The Wild Women of Wongo is a 1958 American adventure film directed by James L. Wolcott and starring Jean Hawkshaw, Mary Ann Webb, Cande Gerrard, and Adrienne Bourbeau. The low-budget film features stereotypical portrayals of fictional tropical islanders.

== Plot summary ==
The film starts with narration from Mother Nature, discussing an experiment with Father Time that went wrong. On the (fictional) island of Wongo she created a tribe where the men are brutish and ugly and the women are beautiful. She then creates a tribe on a nearby island called Goona where the women are repulsive and the men are strong and handsome. For years the two tribes lived unaware of each other's existence, until ape men from across the ocean attack the village of Goona.

The tribe sends their king's son to seek help against the invaders. The son finds the island of Wongo, the day before the village men pick their brides. The women, seeing the handsome prince, begin questioning their life among the brutes that dwell in the village. The men grow jealous of their visitor and plot to kill him. The women of Wongo, finding out about this, risk their lives to protect the prince, and in doing so offend the crocodile god of the Wongo people (portrayed by stock footage of a crocodilian and a rubber model).
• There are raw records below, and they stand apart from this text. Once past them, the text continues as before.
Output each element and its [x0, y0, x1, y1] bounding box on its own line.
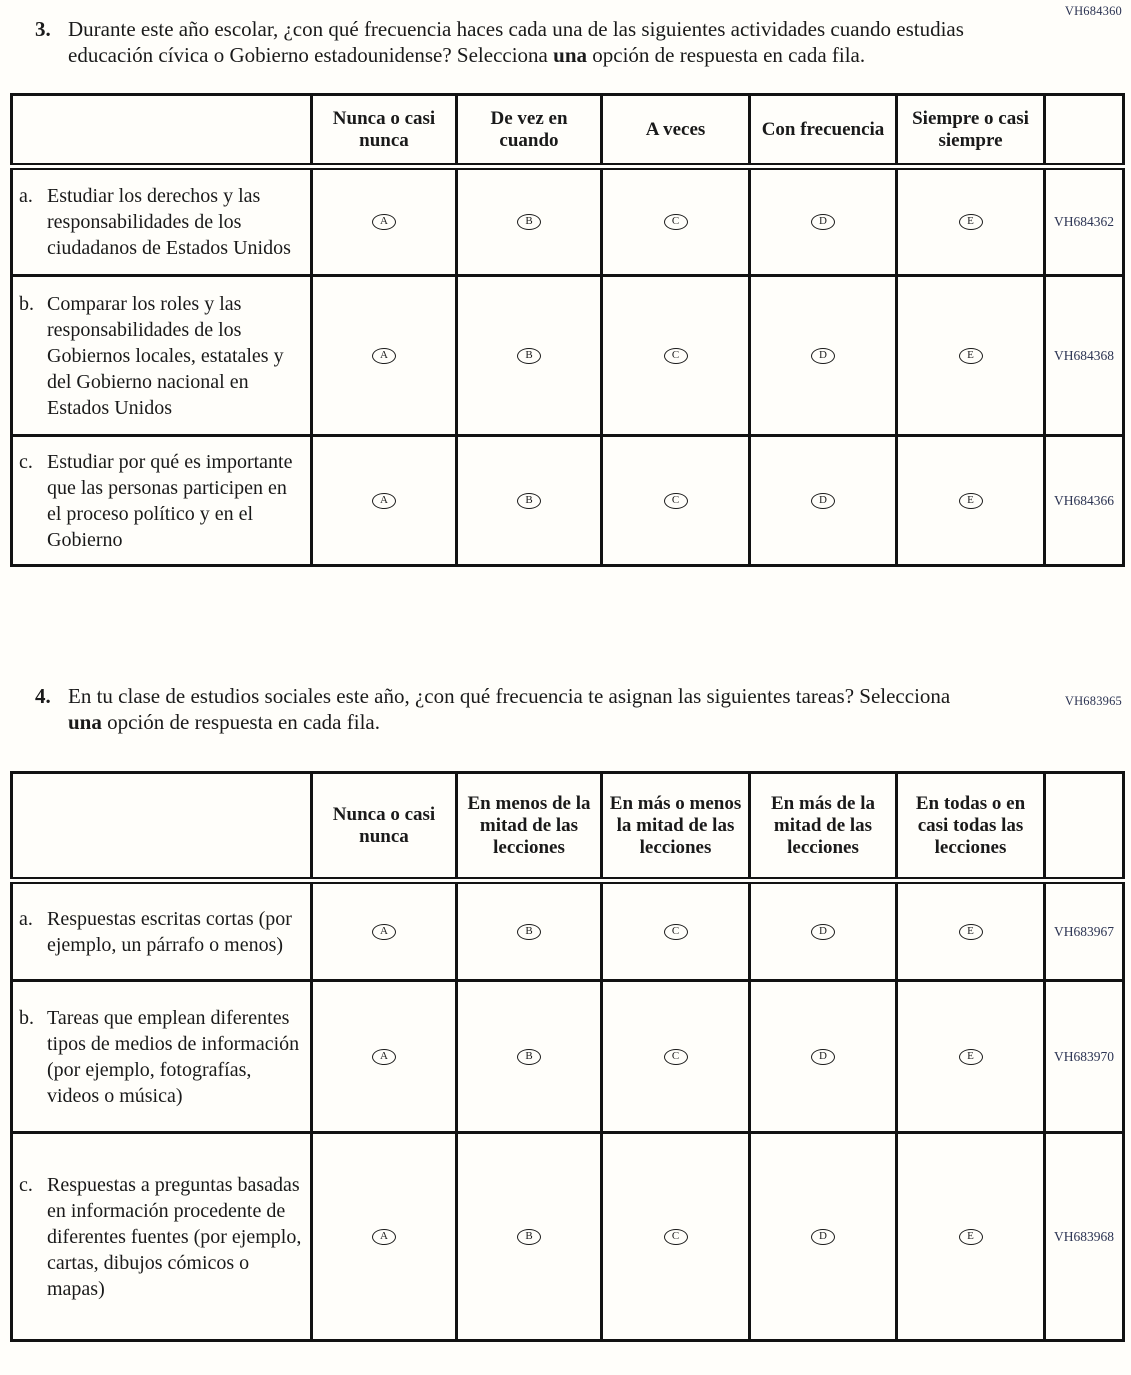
- answer-cell-d[interactable]: [750, 276, 897, 436]
- bubble-letter: C: [671, 493, 680, 506]
- answer-bubble-d[interactable]: [811, 493, 835, 509]
- answer-cell-e[interactable]: [897, 276, 1045, 436]
- header-option-5: Siempre o casi siempre: [897, 95, 1045, 167]
- question-3-number: 3.: [35, 17, 51, 41]
- bubble-letter: D: [819, 215, 827, 228]
- bubble-letter: D: [819, 348, 827, 361]
- question-3-text-bold: una: [553, 43, 587, 67]
- answer-cell-c[interactable]: [602, 167, 750, 276]
- bubble-letter: C: [671, 215, 680, 228]
- row-label: b.: [19, 292, 34, 315]
- question-4-number: 4.: [35, 684, 51, 708]
- bubble-letter: E: [967, 493, 974, 506]
- row-stem: [12, 881, 312, 981]
- header-empty-stem: [12, 95, 312, 167]
- row-item-code: VH684368: [1045, 276, 1124, 436]
- header-option-2: En menos de la mitad de las lecciones: [457, 773, 602, 881]
- table-row: [12, 881, 1124, 981]
- answer-bubble-a[interactable]: [372, 924, 396, 940]
- answer-bubble-d[interactable]: [811, 1049, 835, 1065]
- header-option-1: Nunca o casi nunca: [312, 773, 457, 881]
- answer-bubble-c[interactable]: [664, 493, 688, 509]
- bubble-letter: B: [525, 924, 533, 937]
- answer-bubble-b[interactable]: [517, 924, 541, 940]
- answer-bubble-a[interactable]: [372, 1049, 396, 1065]
- answer-bubble-e[interactable]: [959, 1049, 983, 1065]
- question-3-text-part2: opción de respuesta en cada fila.: [587, 43, 866, 67]
- bubble-letter: B: [525, 215, 533, 228]
- row-label: a.: [19, 907, 33, 930]
- answer-bubble-d[interactable]: [811, 214, 835, 230]
- answer-cell-e[interactable]: [897, 1133, 1045, 1341]
- row-item-code: VH684366: [1045, 436, 1124, 566]
- answer-bubble-e[interactable]: [959, 493, 983, 509]
- table-row: [12, 436, 1124, 566]
- answer-cell-c[interactable]: [602, 276, 750, 436]
- answer-bubble-b[interactable]: [517, 493, 541, 509]
- answer-bubble-e[interactable]: [959, 348, 983, 364]
- bubble-letter: E: [967, 215, 974, 228]
- answer-cell-e[interactable]: [897, 981, 1045, 1133]
- row-label: a.: [19, 185, 33, 207]
- row-stem: [12, 436, 312, 566]
- row-text: Comparar los roles y las responsabilidades de los Gobiernos locales, estatales y del Gobierno nacional en Estados Unidos: [47, 292, 284, 419]
- answer-bubble-b[interactable]: [517, 1229, 541, 1245]
- bubble-letter: A: [380, 348, 388, 361]
- row-text: Estudiar por qué es importante que las personas participen en el proceso político y en el Gobierno: [47, 450, 293, 551]
- answer-bubble-a[interactable]: [372, 493, 396, 509]
- question-4-text-bold: una: [68, 710, 102, 734]
- row-label: b.: [19, 1006, 34, 1029]
- bubble-letter: D: [819, 924, 827, 937]
- bubble-letter: A: [380, 215, 388, 228]
- bubble-letter: B: [525, 348, 533, 361]
- header-empty-code: [1045, 773, 1124, 881]
- bubble-letter: E: [967, 1049, 974, 1062]
- header-option-4: Con frecuencia: [750, 95, 897, 167]
- answer-bubble-c[interactable]: [664, 348, 688, 364]
- bubble-letter: C: [671, 924, 680, 937]
- answer-cell-a[interactable]: [312, 981, 457, 1133]
- bubble-letter: A: [380, 1049, 388, 1062]
- answer-cell-c[interactable]: [602, 881, 750, 981]
- header-option-1: Nunca o casi nunca: [312, 95, 457, 167]
- answer-bubble-a[interactable]: [372, 348, 396, 364]
- answer-cell-d[interactable]: [750, 981, 897, 1133]
- row-stem: [12, 981, 312, 1133]
- bubble-letter: A: [380, 1229, 388, 1242]
- answer-cell-c[interactable]: [602, 1133, 750, 1341]
- answer-bubble-e[interactable]: [959, 1229, 983, 1245]
- answer-cell-b[interactable]: [457, 167, 602, 276]
- question-4-text-part2: opción de respuesta en cada fila.: [101, 710, 380, 734]
- row-label: c.: [19, 1173, 33, 1196]
- answer-bubble-e[interactable]: [959, 214, 983, 230]
- bubble-letter: C: [671, 1049, 680, 1062]
- table-row: [12, 1133, 1124, 1341]
- answer-cell-b[interactable]: [457, 436, 602, 566]
- question-3-prompt: [35, 16, 970, 68]
- bubble-letter: C: [671, 1229, 680, 1242]
- answer-bubble-c[interactable]: [664, 924, 688, 940]
- answer-bubble-c[interactable]: [664, 1229, 688, 1245]
- bubble-letter: D: [819, 1049, 827, 1062]
- question-4-page-code: VH683965: [1064, 694, 1122, 708]
- answer-bubble-d[interactable]: [811, 1229, 835, 1245]
- header-option-2: De vez en cuando: [457, 95, 602, 167]
- row-text: Estudiar los derechos y las responsabilidades de los ciudadanos de Estados Unidos: [47, 185, 291, 259]
- answer-cell-c[interactable]: [602, 981, 750, 1133]
- table-header-row: [12, 773, 1124, 881]
- question-3-text: [68, 16, 968, 68]
- header-empty-stem: [12, 773, 312, 881]
- answer-bubble-c[interactable]: [664, 1049, 688, 1065]
- answer-cell-c[interactable]: [602, 436, 750, 566]
- table-header-row: [12, 95, 1124, 167]
- row-stem: [12, 167, 312, 276]
- bubble-letter: D: [819, 1229, 827, 1242]
- row-stem: [12, 276, 312, 436]
- answer-bubble-b[interactable]: [517, 214, 541, 230]
- answer-bubble-b[interactable]: [517, 1049, 541, 1065]
- row-text: Respuestas escritas cortas (por ejemplo, un párrafo o menos): [47, 907, 292, 956]
- answer-cell-e[interactable]: [897, 881, 1045, 981]
- row-item-code: VH683970: [1045, 981, 1124, 1133]
- bubble-letter: A: [380, 493, 388, 506]
- answer-bubble-d[interactable]: [811, 924, 835, 940]
- bubble-letter: B: [525, 1049, 533, 1062]
- row-stem: [12, 1133, 312, 1341]
- row-item-code: VH684362: [1045, 167, 1124, 276]
- answer-bubble-e[interactable]: [959, 924, 983, 940]
- answer-cell-b[interactable]: [457, 276, 602, 436]
- question-3-page-code: VH684360: [1064, 4, 1122, 18]
- question-3: [35, 0, 970, 68]
- bubble-letter: B: [525, 493, 533, 506]
- answer-bubble-d[interactable]: [811, 348, 835, 364]
- row-text: Tareas que emplean diferentes tipos de medios de información (por ejemplo, fotografías, videos o música): [47, 1006, 300, 1107]
- row-text: Respuestas a preguntas basadas en información procedente de diferentes fuentes (por ejemplo, cartas, dibujos cómicos o mapas): [47, 1173, 302, 1300]
- answer-cell-a[interactable]: [312, 167, 457, 276]
- answer-bubble-a[interactable]: [372, 214, 396, 230]
- question-4-text-part1: En tu clase de estudios sociales este año, ¿con qué frecuencia te asignan las siguientes tareas? Selecciona: [68, 684, 951, 708]
- answer-cell-b[interactable]: [457, 981, 602, 1133]
- answer-cell-a[interactable]: [312, 881, 457, 981]
- header-option-5: En todas o en casi todas las lecciones: [897, 773, 1045, 881]
- question-3-response-table: [10, 93, 1125, 567]
- answer-cell-b[interactable]: [457, 1133, 602, 1341]
- bubble-letter: B: [525, 1229, 533, 1242]
- answer-bubble-b[interactable]: [517, 348, 541, 364]
- question-4-prompt: [35, 683, 970, 735]
- table-row: [12, 981, 1124, 1133]
- question-4-response-table: [10, 771, 1125, 1342]
- question-4: [35, 683, 970, 735]
- answer-cell-e[interactable]: [897, 436, 1045, 566]
- bubble-letter: D: [819, 493, 827, 506]
- header-option-3: En más o menos la mitad de las lecciones: [602, 773, 750, 881]
- answer-cell-a[interactable]: [312, 436, 457, 566]
- bubble-letter: A: [380, 924, 388, 937]
- bubble-letter: C: [671, 348, 680, 361]
- header-option-4: En más de la mitad de las lecciones: [750, 773, 897, 881]
- answer-cell-b[interactable]: [457, 881, 602, 981]
- bubble-letter: E: [967, 348, 974, 361]
- bubble-letter: E: [967, 924, 974, 937]
- answer-cell-d[interactable]: [750, 881, 897, 981]
- row-item-code: VH683968: [1045, 1133, 1124, 1341]
- answer-bubble-a[interactable]: [372, 1229, 396, 1245]
- bubble-letter: E: [967, 1229, 974, 1242]
- row-item-code: VH683967: [1045, 881, 1124, 981]
- row-label: c.: [19, 450, 33, 473]
- answer-cell-a[interactable]: [312, 1133, 457, 1341]
- question-4-text: [68, 683, 968, 735]
- table-row: [12, 276, 1124, 436]
- header-empty-code: [1045, 95, 1124, 167]
- answer-bubble-c[interactable]: [664, 214, 688, 230]
- header-option-3: A veces: [602, 95, 750, 167]
- table-row: [12, 167, 1124, 276]
- answer-cell-d[interactable]: [750, 1133, 897, 1341]
- answer-cell-d[interactable]: [750, 436, 897, 566]
- question-3-text-part1: Durante este año escolar, ¿con qué frecuencia haces cada una de las siguientes actividades cuando estudias educación cívica o Gobierno estadounidense? Selecciona: [68, 17, 964, 67]
- answer-cell-a[interactable]: [312, 276, 457, 436]
- answer-cell-e[interactable]: [897, 167, 1045, 276]
- answer-cell-d[interactable]: [750, 167, 897, 276]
The women are rounded up by the village men and are sent out into the wilderness until the reptile god has drawn blood for the insult. The women band together, watching each other's backs until the ape men arrive at their village and, after they dispatch the invaders to the god, leave in search for the men that had abandoned the island of Wongo. In Goona, the men have just begun their rite of manhood, in which they go into the jungle, without weapons, for a month. The women of Wongo, coming upon the weaponless men, decide to take advantage of their helplessness and, one by one, claim them in marriage. The film concludes with all the beautiful men and women married, and the ugly men with the ugly women.

== Cast ==
- Jean Hawkshaw as Omoo
- Mary Ann Webb as Mona
- Cande Gerrard as Ahtee
- Adrienne Bourbeau (not to be confused with Adrienne Barbeau) as Wana
- Marie Goodhart, Michelle Lamarck, Joyce Nizzari, Val Phillips and Jo Elaine Wagner as Woman of Wongo
- Pat Crowley, Ray Rotello, Billy Day, Burt Parker, Robert Serrecchia and Whitey Hart as Man of Wongo
- Barbara Lee Babbitt, Bernadette, Elaine Krasher, Lillian Melek, Iris Rautenberg and Roberta Wagner as Woman of Goona
- Johnny Walsh as Engor
- Ed Fury as Gahbo
- Roy Murray, Steve Klisanin, Walter Knoch, Ronald Mankowski, Gerry Roslund, Varden Spencer and Kenneth Vitulli as Man of Goona
- Rex Richards as King of Wongo
- Burt Williams as King of Goona
- Zuni Dyer as Priestess
- Olga Suarez as Spirit of the Priestess

== Production ==
- Some of the stock music in the film was also used in Plan 9 from Outer Space.
- The film was shot at the Coral Castle built by Edward Leedskalnin in Homestead, Florida.

==In other media==
The film was featured in an episode of Ed the Sock's This Movie Sucks!

The film was featured in the film Screwballs although the Te-Pee theatre sign is misspelled as The Wild Women Of Wango.

The movie was featured in one of the episodes of Elvira's Movie Macabre

In the Video Game "Amazon: Guardians of Eden" "Wild Women of Wongo" is one of the main character's favorite films.

The Wild Women of Wongo was riffed by Mystery Science Theater 3000 successor project The Film Crew in 2007.

The theatrical rock band the Tubes had a song by the same name on their 1983 album Outside Inside. It is a parody of the film.